The Skeletal Remains from Khirbat Umm Leisun, Jerusalem
Keywords: Jerusalem, Byzantine period, anthropology, monastery, population, demography
At least 24 individuals were found in the crypt of the Byzantine monastery at Umm Leisun. In the large grave with the inscribed tombstone, only one old male individual was interred, while two to four individuals were identified in each of the other graves. All the adults whose sex could be determined were males, a phenomenon typical of monasteries. Thus, the skeletal finds at the site seem to be a faithful representation of the death pattern of a monastic population.

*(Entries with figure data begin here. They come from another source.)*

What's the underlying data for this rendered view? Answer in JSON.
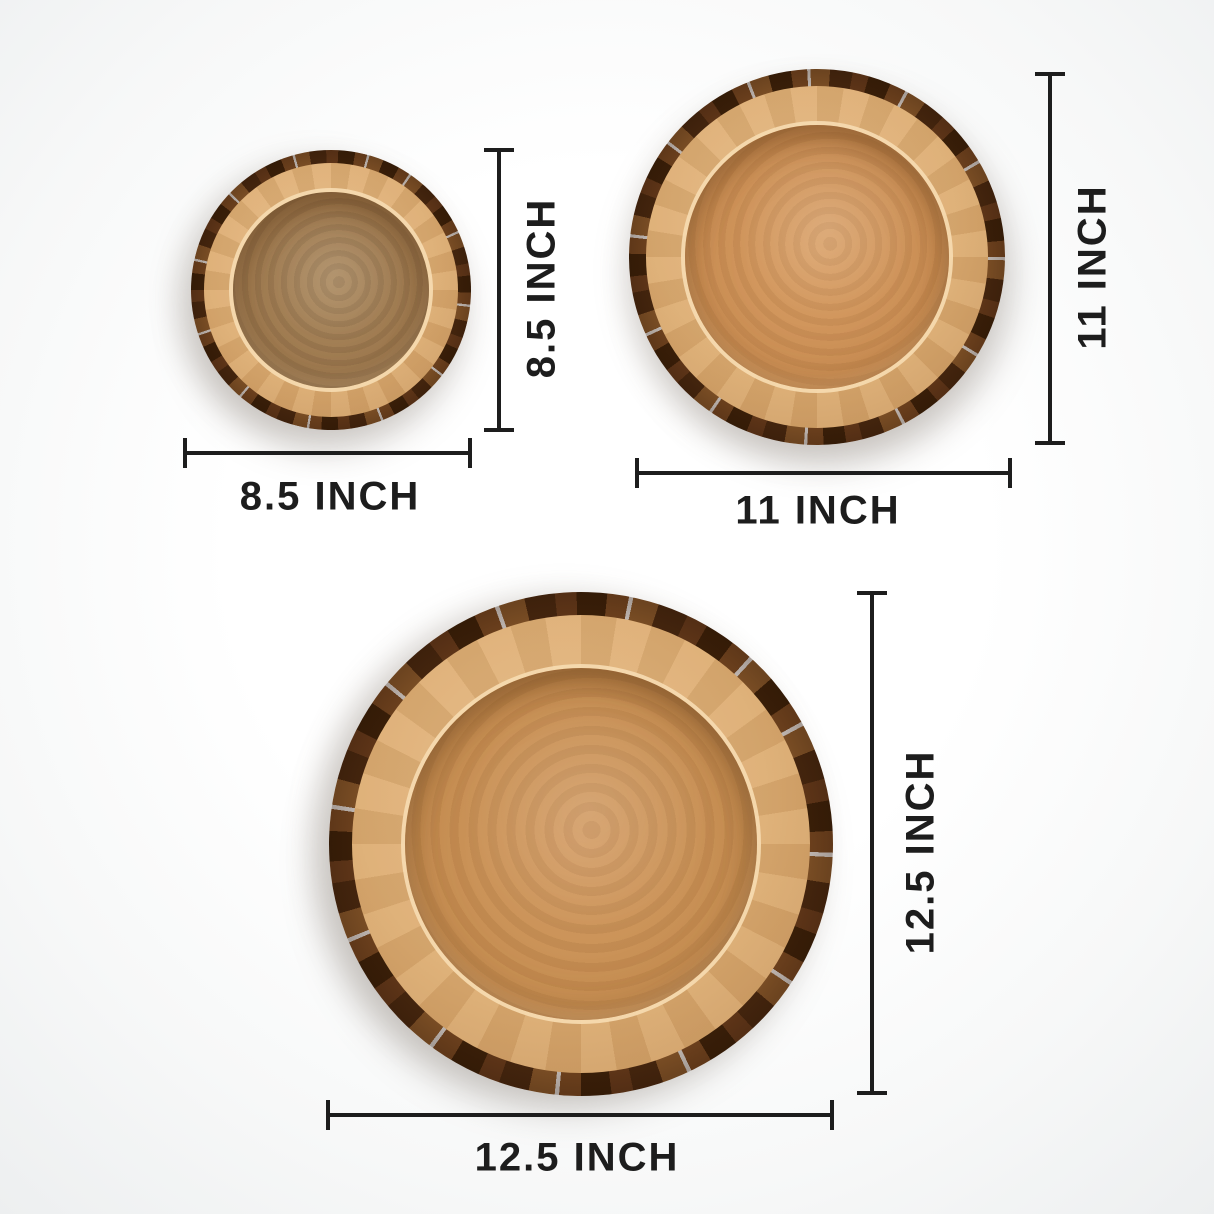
{
  "page": {
    "background_center": "#ffffff",
    "background_edge": "#edeff0"
  },
  "annotation": {
    "line_color": "#1d1d1d",
    "text_color": "#1d1d1d"
  },
  "colors": {
    "bark_dark": "#3f2209",
    "bark_light": "#8c5a2b",
    "rim_tan": "#dcac72",
    "interior_small": "#a07c52",
    "interior_medium": "#cd9157",
    "interior_large": "#c89054",
    "highlight_ring": "#f6dbb1"
  },
  "trays": [
    {
      "name": "small-tray",
      "size_inches": 8.5,
      "width_label": "8.5 INCH",
      "height_label": "8.5 INCH"
    },
    {
      "name": "medium-tray",
      "size_inches": 11,
      "width_label": "11 INCH",
      "height_label": "11 INCH"
    },
    {
      "name": "large-tray",
      "size_inches": 12.5,
      "width_label": "12.5 INCH",
      "height_label": "12.5 INCH"
    }
  ]
}
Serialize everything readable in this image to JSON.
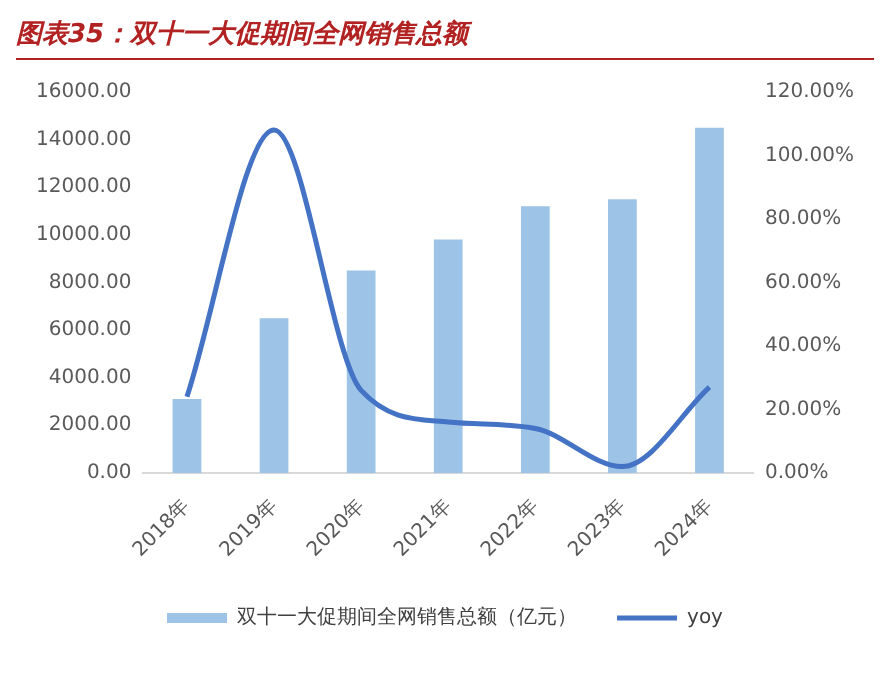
{
  "chart_data": {
    "type": "bar",
    "title": "图表35：双十一大促期间全网销售总额",
    "categories": [
      "2018年",
      "2019年",
      "2020年",
      "2021年",
      "2022年",
      "2023年",
      "2024年"
    ],
    "series": [
      {
        "name": "双十一大促期间全网销售总额（亿元）",
        "color": "#9dc3e6",
        "values": [
          3100,
          6500,
          8500,
          9800,
          11200,
          11500,
          14500
        ]
      },
      {
        "name": "yoy",
        "type": "line",
        "axis": "y2",
        "color": "#4472c4",
        "values": [
          24,
          108,
          26,
          16,
          14,
          2,
          27
        ]
      }
    ],
    "ylim": [
      0,
      16000
    ],
    "yticks": [
      {
        "value": 0,
        "label": "0.00"
      },
      {
        "value": 2000,
        "label": "2000.00"
      },
      {
        "value": 4000,
        "label": "4000.00"
      },
      {
        "value": 6000,
        "label": "6000.00"
      },
      {
        "value": 8000,
        "label": "8000.00"
      },
      {
        "value": 10000,
        "label": "10000.00"
      },
      {
        "value": 12000,
        "label": "12000.00"
      },
      {
        "value": 14000,
        "label": "14000.00"
      },
      {
        "value": 16000,
        "label": "16000.00"
      }
    ],
    "y2lim": [
      0,
      120
    ],
    "y2ticks": [
      {
        "value": 0,
        "label": "0.00%"
      },
      {
        "value": 20,
        "label": "20.00%"
      },
      {
        "value": 40,
        "label": "40.00%"
      },
      {
        "value": 60,
        "label": "60.00%"
      },
      {
        "value": 80,
        "label": "80.00%"
      },
      {
        "value": 100,
        "label": "100.00%"
      },
      {
        "value": 120,
        "label": "120.00%"
      }
    ],
    "grid": false,
    "legend": "bottom",
    "marker": "none"
  }
}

A Late Byzantine Industrial Quarter and Early Islamic-Period Finds at Horbat Be’er Shema‘
Tali Erickson-Gini, Benjamin J. Dolinka and Larissa Shilov
Keywords: ancient sources, Justinian Plague, Islamic conquest, wine production, screw press, numismatics, bronze coins, pottery kiln, economy, church, industry
Nine areas were excavated (Areas A–H, N). In the Byzantine period (fifth–early seventh centuries CE), the western perimeter of the site served as an industrial quarter containing a large winepress of the ‘four-square’ type, a building for storing jars and at least one structure with an underground cellar. A meager occupation occurred during the Early Islamic period (eighth–ninth centuries CE) in new areas of the site. The site was resettled after 1900 by Egyptian fellahin, who exploited the high water table for agricultural purposes; mud-brick structures had survived from this period. Most of the ceramic vessels from the excavation date to the Byzantine period and include a relatively large number of broken storage jars—mainly bag-shaped jars and Gaza wine jars. It is suggested that the storage jars were produced in a nearby kiln; this assumption is further supported by the presence of kiln wasters scattered over the surface of the site. The small finds from the Byzantine period include fragments of glass vessels, a bronze spatula, iron nails, a seashell and a bone-shaped object carved from stone. From the Islamic period were found glazed pottery bowls, a decorated piece of a marble vessel and a sherd from a large storage jar bearing the name Allah in Arabic, a cylindrical flask and two metal weights. The finds from the twentieth century comprise Black Gaza Ware and part of a wooden and metal antilliya box.
Magnetic Prospecting of Archaeological Targets at Horbat Be’er Shema‘
The magnetic study at Horbat Be’er Shema‘ revealed several anomalies, which pointed to the existence of a rectangular building at the site. The displacement of magnetic anomalies aided the archaeologists in choosing the location of their test excavation.